Members of Scotland’s biggest trade union Unison have voted in support of a second independence referendum.
Scottish convener Lilian Macer said the body representing public service workers had backed calls for another vote, at a time to be decided by the Scottish Parliament.
Speaking after a meeting in Glasgow, Ms Macer said: “This in no way pre-determines the views our members may take in the event of an independence referendum, but they should have the opportunity to express their views.
“Unison Scotland will take this decision into the wider trade union movement and, together with the Jimmy Reid Foundation, we will promote the debate at the forthcoming STUC congress in April 2020.
“Unison Scotland defends public services and those who deliver them and it is imperative that we explore the full range of options available to the people of Scotland.”

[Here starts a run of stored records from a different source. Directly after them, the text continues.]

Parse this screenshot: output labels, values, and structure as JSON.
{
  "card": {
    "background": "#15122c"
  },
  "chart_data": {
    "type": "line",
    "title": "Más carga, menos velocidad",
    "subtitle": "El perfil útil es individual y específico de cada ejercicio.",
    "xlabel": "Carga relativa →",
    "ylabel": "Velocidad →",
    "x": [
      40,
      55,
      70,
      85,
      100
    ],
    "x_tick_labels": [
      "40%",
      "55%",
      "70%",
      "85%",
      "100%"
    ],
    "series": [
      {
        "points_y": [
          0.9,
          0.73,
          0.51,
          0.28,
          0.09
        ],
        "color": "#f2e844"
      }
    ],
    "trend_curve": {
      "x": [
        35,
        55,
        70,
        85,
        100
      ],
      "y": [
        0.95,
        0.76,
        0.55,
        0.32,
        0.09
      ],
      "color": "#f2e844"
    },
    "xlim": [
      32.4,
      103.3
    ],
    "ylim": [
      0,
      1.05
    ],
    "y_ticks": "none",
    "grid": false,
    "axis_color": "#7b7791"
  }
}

The motion put to members stated that Unison “supports the call for a second referendum, at a time to be determined by the Scottish Parliament, by means of either a section 30 order or an amendment to the Scotland Act as a satisfactory means of transferring the power over independence referendums.”

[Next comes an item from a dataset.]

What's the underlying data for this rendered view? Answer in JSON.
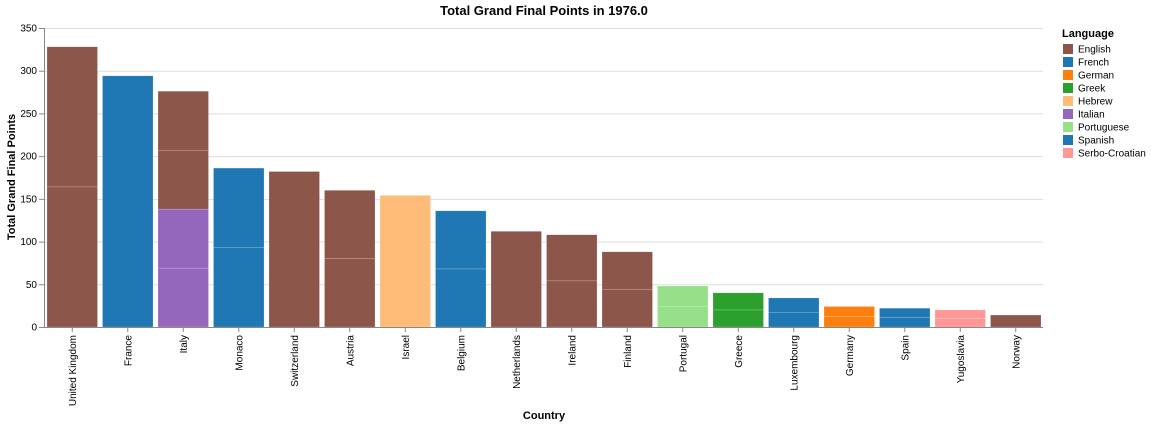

On Wednesday MSPs voted in favour of a motion calling for a second referendum.
SNP depute leader Keith Brown said there is now “unstoppable momentum” behind a fresh vote.
He said: “Unison, Scotland’s biggest trade union, is the latest respected body to support a transfer of powers so the Scottish Parliament can hold a fresh referendum at a time of its choosing.

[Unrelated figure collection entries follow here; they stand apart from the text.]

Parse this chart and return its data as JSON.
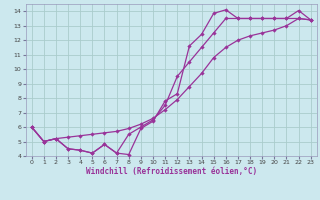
{
  "bg_color": "#cce8ee",
  "grid_color": "#aacccc",
  "line_color": "#993399",
  "xlabel": "Windchill (Refroidissement éolien,°C)",
  "xlim": [
    -0.5,
    23.5
  ],
  "ylim": [
    4,
    14.5
  ],
  "xticks": [
    0,
    1,
    2,
    3,
    4,
    5,
    6,
    7,
    8,
    9,
    10,
    11,
    12,
    13,
    14,
    15,
    16,
    17,
    18,
    19,
    20,
    21,
    22,
    23
  ],
  "yticks": [
    4,
    5,
    6,
    7,
    8,
    9,
    10,
    11,
    12,
    13,
    14
  ],
  "line1_x": [
    0,
    1,
    2,
    3,
    4,
    5,
    6,
    7,
    8,
    9,
    10,
    11,
    12,
    13,
    14,
    15,
    16,
    17,
    18,
    19,
    20,
    21,
    22,
    23
  ],
  "line1_y": [
    6.0,
    5.0,
    5.2,
    4.5,
    4.4,
    4.2,
    4.8,
    4.2,
    4.1,
    5.9,
    6.4,
    7.8,
    8.3,
    11.6,
    12.4,
    13.85,
    14.1,
    13.5,
    13.5,
    13.5,
    13.5,
    13.5,
    14.05,
    13.4
  ],
  "line2_x": [
    0,
    1,
    2,
    3,
    4,
    5,
    6,
    7,
    8,
    9,
    10,
    11,
    12,
    13,
    14,
    15,
    16,
    17,
    18,
    19,
    20,
    21,
    22,
    23
  ],
  "line2_y": [
    6.0,
    5.0,
    5.2,
    5.3,
    5.4,
    5.5,
    5.6,
    5.7,
    5.9,
    6.2,
    6.6,
    7.2,
    7.9,
    8.8,
    9.7,
    10.8,
    11.5,
    12.0,
    12.3,
    12.5,
    12.7,
    13.0,
    13.5,
    13.4
  ],
  "line3_x": [
    0,
    1,
    2,
    3,
    4,
    5,
    6,
    7,
    8,
    9,
    10,
    11,
    12,
    13,
    14,
    15,
    16,
    17,
    18,
    19,
    20,
    21,
    22,
    23
  ],
  "line3_y": [
    6.0,
    5.0,
    5.2,
    4.5,
    4.4,
    4.2,
    4.8,
    4.2,
    5.5,
    6.0,
    6.5,
    7.5,
    9.5,
    10.5,
    11.5,
    12.5,
    13.5,
    13.5,
    13.5,
    13.5,
    13.5,
    13.5,
    13.5,
    13.4
  ]
}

“The democratic right of the people of Scotland to determine our own future cannot be ignored by Westminster.
“And the Constitutional Convention announced by the First Minister on Friday will provide an opportunity for organisations such as Scotland’s trade unions to come together with elected politicians around that democratic right.”
The Scottish Greens described Unison’s endorsement as a “totemic moment” for the independence movement.
Co-leader Patrick Harvie MSP said: “Unison, Scotland’s largest trade union, represents members of different party political persuasions, but its decision today to back an independence referendum, at a time to be determined by the Scottish Parliament, recognises the democratic deficit that we currently face.
“This can only be resolved by putting the question of Scotland’s future back to the people.”